RCA2: a scalable supervised clustering algorithm that reduces batch effects in scRNA-seq data

Abstract

The transcriptomic diversity of cell types in the human body can be analysed in unprecedented detail using single cell (SC) technologies. Unsupervised clustering of SC transcriptomes, which is the default technique for defining cell types, is prone to group cells by technical, rather than biological, variation. Compared to de-novo (unsupervised) clustering, we demonstrate using multiple benchmarks that supervised clustering, which uses reference transcriptomes as a guide, is robust to batch effects and data quality artifacts. Here, we present RCA2, the first algorithm to combine reference projection (batch effect robustness) with graph-based clustering (scalability). In addition, RCA2 provides a user-friendly framework incorporating multiple commonly used downstream analysis modules. RCA2 also provides new reference panels for human and mouse and supports generation of custom panels. Furthermore, RCA2 facilitates cell type-specific QC, which is essential for accurate clustering of data from heterogeneous tissues. We demonstrate the advantages of RCA2 on SC data from human bone marrow, healthy PBMCs and PBMCs from COVID-19 patients. Scalable supervised clustering methods such as RCA2 will facilitate unified analysis of cohort-scale SC datasets.

Figure 1.

RCA2 takes two types of scRNA-seq data as input: (i) CellRanger output files and (ii) data preprocessed elsewhere, which can be loaded as a gene × cell count matrix. Reference datasets in RCA2 for human and mouse are based on bulk RNA-seq, microarray and scRNA-seq assays.
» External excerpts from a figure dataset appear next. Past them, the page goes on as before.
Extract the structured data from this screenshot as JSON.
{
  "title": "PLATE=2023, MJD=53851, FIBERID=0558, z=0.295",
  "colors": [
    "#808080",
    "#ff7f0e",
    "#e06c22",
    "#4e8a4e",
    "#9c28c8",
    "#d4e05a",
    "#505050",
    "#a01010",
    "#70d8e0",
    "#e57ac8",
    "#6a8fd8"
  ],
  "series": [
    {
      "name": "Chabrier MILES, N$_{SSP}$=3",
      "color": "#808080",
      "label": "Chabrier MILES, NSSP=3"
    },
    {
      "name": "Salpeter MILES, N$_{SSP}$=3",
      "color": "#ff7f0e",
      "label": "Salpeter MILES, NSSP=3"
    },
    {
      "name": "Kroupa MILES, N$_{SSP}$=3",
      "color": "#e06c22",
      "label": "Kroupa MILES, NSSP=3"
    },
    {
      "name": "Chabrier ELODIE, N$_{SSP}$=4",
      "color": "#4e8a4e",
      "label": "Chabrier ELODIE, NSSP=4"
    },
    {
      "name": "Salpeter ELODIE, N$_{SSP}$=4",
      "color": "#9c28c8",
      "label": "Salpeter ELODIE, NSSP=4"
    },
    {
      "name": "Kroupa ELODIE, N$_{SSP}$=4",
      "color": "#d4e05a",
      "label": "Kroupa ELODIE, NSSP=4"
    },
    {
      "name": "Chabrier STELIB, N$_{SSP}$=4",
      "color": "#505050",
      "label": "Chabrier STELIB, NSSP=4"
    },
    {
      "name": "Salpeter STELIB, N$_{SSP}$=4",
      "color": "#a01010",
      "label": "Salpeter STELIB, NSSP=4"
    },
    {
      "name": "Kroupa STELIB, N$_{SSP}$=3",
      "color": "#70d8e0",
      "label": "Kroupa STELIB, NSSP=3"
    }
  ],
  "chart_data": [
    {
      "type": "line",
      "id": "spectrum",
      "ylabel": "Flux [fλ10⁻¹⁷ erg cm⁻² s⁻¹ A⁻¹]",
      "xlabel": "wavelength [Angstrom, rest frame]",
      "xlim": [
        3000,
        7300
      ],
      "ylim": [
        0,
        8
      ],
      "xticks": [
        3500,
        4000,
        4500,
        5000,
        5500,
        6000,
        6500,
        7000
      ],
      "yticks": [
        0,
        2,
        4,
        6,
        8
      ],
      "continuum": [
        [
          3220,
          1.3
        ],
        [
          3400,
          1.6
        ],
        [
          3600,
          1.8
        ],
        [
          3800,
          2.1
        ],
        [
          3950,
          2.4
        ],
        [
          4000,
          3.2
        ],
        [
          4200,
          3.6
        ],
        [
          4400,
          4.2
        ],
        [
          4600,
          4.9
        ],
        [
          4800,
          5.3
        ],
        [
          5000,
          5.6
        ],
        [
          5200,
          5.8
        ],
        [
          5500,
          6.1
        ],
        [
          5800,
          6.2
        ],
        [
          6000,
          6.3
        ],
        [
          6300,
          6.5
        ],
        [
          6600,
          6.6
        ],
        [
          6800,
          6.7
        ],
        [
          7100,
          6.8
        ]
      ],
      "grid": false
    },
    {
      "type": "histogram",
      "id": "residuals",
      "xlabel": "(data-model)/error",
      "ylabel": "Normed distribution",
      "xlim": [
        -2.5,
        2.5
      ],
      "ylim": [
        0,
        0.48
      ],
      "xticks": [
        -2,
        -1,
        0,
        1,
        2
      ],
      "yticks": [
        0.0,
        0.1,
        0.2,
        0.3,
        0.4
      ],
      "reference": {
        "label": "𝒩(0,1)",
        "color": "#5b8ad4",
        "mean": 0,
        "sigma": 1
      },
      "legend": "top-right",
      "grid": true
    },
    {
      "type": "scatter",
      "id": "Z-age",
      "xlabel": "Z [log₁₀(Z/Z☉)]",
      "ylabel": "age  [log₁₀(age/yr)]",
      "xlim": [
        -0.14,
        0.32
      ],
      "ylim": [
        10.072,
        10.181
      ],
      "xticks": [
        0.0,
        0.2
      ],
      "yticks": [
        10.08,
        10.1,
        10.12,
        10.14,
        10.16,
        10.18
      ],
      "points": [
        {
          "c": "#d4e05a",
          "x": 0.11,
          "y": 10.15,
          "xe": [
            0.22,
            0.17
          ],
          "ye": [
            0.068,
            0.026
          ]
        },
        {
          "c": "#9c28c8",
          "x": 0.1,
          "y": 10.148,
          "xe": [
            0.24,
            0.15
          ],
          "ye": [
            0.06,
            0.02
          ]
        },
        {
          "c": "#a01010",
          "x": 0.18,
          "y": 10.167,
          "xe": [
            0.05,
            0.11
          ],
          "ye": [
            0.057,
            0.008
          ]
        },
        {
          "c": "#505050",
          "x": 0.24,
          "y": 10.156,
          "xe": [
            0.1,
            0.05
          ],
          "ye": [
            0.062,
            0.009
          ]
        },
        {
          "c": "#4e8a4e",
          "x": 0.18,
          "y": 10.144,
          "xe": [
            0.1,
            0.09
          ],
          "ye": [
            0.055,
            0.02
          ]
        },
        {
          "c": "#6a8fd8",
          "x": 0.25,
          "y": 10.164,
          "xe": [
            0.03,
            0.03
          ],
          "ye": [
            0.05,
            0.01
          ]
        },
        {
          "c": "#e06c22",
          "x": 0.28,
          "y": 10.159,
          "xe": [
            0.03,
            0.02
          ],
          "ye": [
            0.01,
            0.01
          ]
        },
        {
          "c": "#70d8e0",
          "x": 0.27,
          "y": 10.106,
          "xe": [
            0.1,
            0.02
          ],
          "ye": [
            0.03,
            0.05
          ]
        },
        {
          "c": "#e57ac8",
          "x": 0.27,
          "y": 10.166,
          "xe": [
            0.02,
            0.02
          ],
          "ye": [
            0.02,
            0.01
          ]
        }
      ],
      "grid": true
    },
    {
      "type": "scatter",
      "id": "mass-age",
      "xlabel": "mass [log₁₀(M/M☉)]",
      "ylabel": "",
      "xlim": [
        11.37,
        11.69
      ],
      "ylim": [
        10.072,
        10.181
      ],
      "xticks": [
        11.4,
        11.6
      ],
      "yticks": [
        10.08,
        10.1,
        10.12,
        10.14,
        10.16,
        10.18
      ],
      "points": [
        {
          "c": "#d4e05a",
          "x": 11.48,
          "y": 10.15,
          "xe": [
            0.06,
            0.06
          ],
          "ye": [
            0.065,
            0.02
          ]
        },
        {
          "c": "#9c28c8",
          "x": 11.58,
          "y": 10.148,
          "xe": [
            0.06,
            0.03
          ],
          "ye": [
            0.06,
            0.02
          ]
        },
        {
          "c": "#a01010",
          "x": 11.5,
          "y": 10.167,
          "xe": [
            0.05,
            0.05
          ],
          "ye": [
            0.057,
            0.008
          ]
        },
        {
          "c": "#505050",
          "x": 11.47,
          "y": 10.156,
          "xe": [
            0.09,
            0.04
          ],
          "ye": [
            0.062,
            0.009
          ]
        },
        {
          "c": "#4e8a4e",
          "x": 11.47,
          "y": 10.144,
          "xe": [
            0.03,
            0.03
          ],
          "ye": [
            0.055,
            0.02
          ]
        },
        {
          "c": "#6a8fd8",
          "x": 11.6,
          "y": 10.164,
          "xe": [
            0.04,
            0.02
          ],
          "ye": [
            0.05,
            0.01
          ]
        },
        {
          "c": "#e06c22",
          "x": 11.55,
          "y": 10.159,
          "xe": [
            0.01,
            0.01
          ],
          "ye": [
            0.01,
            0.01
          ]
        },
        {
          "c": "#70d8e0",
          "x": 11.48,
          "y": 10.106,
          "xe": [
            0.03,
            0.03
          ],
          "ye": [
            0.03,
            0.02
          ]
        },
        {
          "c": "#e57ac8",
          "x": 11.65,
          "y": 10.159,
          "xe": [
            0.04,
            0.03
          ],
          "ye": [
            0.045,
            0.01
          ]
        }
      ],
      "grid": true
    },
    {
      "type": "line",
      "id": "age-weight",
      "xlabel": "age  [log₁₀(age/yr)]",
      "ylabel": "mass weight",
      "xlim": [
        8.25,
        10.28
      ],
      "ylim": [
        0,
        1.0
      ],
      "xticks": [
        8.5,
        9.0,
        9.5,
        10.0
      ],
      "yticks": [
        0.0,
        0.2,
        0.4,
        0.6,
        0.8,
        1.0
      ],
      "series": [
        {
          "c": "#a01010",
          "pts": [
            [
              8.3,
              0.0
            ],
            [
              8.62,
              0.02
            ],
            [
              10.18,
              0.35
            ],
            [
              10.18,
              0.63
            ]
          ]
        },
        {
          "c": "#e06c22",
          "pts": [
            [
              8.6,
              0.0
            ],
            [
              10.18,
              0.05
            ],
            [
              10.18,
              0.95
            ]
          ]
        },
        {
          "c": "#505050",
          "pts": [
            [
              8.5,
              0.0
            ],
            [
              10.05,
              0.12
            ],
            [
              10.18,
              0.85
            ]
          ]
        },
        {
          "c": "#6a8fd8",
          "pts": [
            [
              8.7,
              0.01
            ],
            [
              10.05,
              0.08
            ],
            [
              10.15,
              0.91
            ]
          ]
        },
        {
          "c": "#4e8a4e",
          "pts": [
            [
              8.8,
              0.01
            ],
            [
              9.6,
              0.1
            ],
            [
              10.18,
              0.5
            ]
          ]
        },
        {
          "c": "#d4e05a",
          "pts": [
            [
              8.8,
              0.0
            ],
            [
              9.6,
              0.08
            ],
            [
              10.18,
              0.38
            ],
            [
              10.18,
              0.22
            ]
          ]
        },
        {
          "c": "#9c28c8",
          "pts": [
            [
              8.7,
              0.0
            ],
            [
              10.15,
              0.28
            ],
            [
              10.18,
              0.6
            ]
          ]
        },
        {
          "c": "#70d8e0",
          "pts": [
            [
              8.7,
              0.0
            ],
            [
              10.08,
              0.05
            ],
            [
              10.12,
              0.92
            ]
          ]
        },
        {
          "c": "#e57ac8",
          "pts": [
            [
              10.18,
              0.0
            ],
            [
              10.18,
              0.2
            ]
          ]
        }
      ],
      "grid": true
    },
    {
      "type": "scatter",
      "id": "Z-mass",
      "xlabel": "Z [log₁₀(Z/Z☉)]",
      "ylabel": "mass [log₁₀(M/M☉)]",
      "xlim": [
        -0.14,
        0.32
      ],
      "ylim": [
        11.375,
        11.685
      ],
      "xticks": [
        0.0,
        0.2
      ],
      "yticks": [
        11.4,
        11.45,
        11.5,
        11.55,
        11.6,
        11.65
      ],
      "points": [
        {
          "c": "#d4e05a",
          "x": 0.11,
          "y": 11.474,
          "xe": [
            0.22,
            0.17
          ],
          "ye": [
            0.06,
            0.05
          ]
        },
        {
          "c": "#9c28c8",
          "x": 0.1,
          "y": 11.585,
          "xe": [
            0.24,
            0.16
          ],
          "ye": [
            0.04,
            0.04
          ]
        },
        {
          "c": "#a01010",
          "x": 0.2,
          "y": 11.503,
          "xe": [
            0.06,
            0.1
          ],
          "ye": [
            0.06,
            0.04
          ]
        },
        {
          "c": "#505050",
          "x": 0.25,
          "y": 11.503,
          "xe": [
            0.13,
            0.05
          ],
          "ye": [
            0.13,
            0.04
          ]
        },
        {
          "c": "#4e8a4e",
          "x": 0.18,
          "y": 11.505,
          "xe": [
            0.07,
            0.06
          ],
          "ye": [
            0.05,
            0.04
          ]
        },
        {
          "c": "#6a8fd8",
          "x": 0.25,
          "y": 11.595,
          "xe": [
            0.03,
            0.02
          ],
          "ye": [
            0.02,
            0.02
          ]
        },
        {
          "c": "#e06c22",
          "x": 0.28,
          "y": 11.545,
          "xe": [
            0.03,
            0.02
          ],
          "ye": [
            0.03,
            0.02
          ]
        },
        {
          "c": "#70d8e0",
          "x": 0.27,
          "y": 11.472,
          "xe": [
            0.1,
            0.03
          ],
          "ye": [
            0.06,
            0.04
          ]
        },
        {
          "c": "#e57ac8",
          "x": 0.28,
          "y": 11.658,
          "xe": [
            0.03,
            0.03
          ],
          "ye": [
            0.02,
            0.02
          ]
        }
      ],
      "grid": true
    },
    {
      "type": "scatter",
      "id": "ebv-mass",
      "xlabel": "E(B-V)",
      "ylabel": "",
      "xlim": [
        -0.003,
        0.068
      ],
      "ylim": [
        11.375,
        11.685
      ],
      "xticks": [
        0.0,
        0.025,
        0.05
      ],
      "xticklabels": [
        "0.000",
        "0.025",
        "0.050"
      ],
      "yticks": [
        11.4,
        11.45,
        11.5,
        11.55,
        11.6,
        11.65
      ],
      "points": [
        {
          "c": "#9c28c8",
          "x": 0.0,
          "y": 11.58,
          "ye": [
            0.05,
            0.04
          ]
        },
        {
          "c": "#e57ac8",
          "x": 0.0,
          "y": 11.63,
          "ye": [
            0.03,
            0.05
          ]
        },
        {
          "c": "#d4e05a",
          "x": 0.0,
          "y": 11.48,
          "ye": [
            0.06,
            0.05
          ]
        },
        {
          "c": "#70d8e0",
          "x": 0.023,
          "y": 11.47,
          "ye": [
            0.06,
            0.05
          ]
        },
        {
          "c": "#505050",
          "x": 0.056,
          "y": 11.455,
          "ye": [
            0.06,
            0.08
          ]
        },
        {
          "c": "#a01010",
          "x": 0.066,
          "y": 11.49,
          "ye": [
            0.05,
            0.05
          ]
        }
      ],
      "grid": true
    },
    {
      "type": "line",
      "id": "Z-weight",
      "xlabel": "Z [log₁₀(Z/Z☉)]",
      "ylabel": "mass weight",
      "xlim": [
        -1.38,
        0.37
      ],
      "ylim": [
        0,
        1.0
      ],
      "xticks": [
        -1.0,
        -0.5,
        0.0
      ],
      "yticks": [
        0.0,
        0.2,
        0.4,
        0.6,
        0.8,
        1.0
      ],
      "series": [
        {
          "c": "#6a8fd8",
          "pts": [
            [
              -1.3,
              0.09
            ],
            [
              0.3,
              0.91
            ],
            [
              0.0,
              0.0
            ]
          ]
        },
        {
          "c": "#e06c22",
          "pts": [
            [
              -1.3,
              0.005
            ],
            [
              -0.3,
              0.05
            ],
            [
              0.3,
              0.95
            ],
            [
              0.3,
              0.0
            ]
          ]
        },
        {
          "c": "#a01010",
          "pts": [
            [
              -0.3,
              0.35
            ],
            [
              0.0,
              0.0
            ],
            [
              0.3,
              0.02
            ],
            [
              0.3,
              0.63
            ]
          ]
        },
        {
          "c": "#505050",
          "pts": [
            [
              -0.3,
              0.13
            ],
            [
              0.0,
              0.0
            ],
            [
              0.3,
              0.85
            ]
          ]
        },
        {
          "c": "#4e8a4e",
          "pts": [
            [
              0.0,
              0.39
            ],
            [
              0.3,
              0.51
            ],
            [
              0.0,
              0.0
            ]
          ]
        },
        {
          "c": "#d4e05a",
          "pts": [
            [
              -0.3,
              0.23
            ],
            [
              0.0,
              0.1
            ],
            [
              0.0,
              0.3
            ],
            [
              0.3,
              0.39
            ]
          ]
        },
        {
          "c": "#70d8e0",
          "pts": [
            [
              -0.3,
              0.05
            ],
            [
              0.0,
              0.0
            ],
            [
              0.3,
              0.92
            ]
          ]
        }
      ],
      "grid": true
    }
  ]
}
RCA2 can also generate custom reference panels from user-supplied raw count matrices. RCA2 computes a correlation matrix representing the similarity of each SC transcriptome to each reference transcriptome. Correlations are calculated using marker (DE) genes from the reference panel. Cells are clustered and visualized in the space of reference projections. After DE gene analysis, enriched GO terms and KEGG pathways can be identified.

Figure 2.

(A) Speedup of the reference projection step. (B) Memory consumption of graph-based clustering compared to hierarchical clustering. Benchmarking was performed with a notebook using an Intel i9-9980 CPU(2.40 GHz) and 64GB RAM. Projecting using RCAv1 and hierarchical clustering ran out of memory using 100k cells and 50k cells, respectively.

Figure 3.

(A) Silhouette Index (SI) measuring separation of cells in RA data by plate and cell type. (B, C) UMAP visualization of RCA2 clustering of RA data colored by (B) plate and (C) cell type. (D) SI measuring separation of cells in CITE-Seq data by protocol and cell type. (E, F) UMAP visualization of RCA2 clustering of CITE-Seq data colored by (E) protocol and (F) cell type.

Figure 4.

(A) Expression of DEG computed for sequencing protocol batch within ADT clusters. (B) Reference projection of the CITE-seq data against RCA2’s global panel.

Figure 5.

(A) Cluster-specific QC based on NODG and pMito. Colors indicates whether cells are discarded (red, blue) or retained (black) if general, cluster-unspecific QC would be used. (B) Proportions of cells discarded per cell type using cluster unspecific QC. (C) UMAP reduction of a multi panel RCA2 projection coloured by cell type using a resolution of 0.5.

Figure 6.

(A) UMAP shows the RCA2 clustering of cells from the COVID-19 study by Wilk et al. (B) The location of developing neutrophils annotated by Wilk et al. are marked as red dots in the RCA2 UMAP. (C) Bubble plot shows the marker gene expression levels across the cell types shown in a. Bubble size indicates expression percentage within each cell type, while color intensity represents scaled expression levels. (D) UMAP plot showing the cell clustering using the de-novo analysis pipeline and cell-type annotation by Wilk et al. (E) UMAPs showing marker gene expression and data quality. Markers are shown for developing neutrophils (CEACAM8, LTF, ELANE), plasmablasts (CD38), red blood cells (HBB), T cells (CD4, CD3D), B cells (CD20), NK and cytotoxic T cells (GZMA, NKG7). Number of detected genes (NODG, orange) is shown as a measure of cell quality and debris-like cells that co-express markers of diverse cell types are indicated in red.

Figure 7.

(A) UMAP embedding of a reference projection for the COVID-19 PBMC data set from (17). (B) UMAP embedding of a reference projection for the AML dataset 809653 from (29). AML and control cells are well separated in reference space.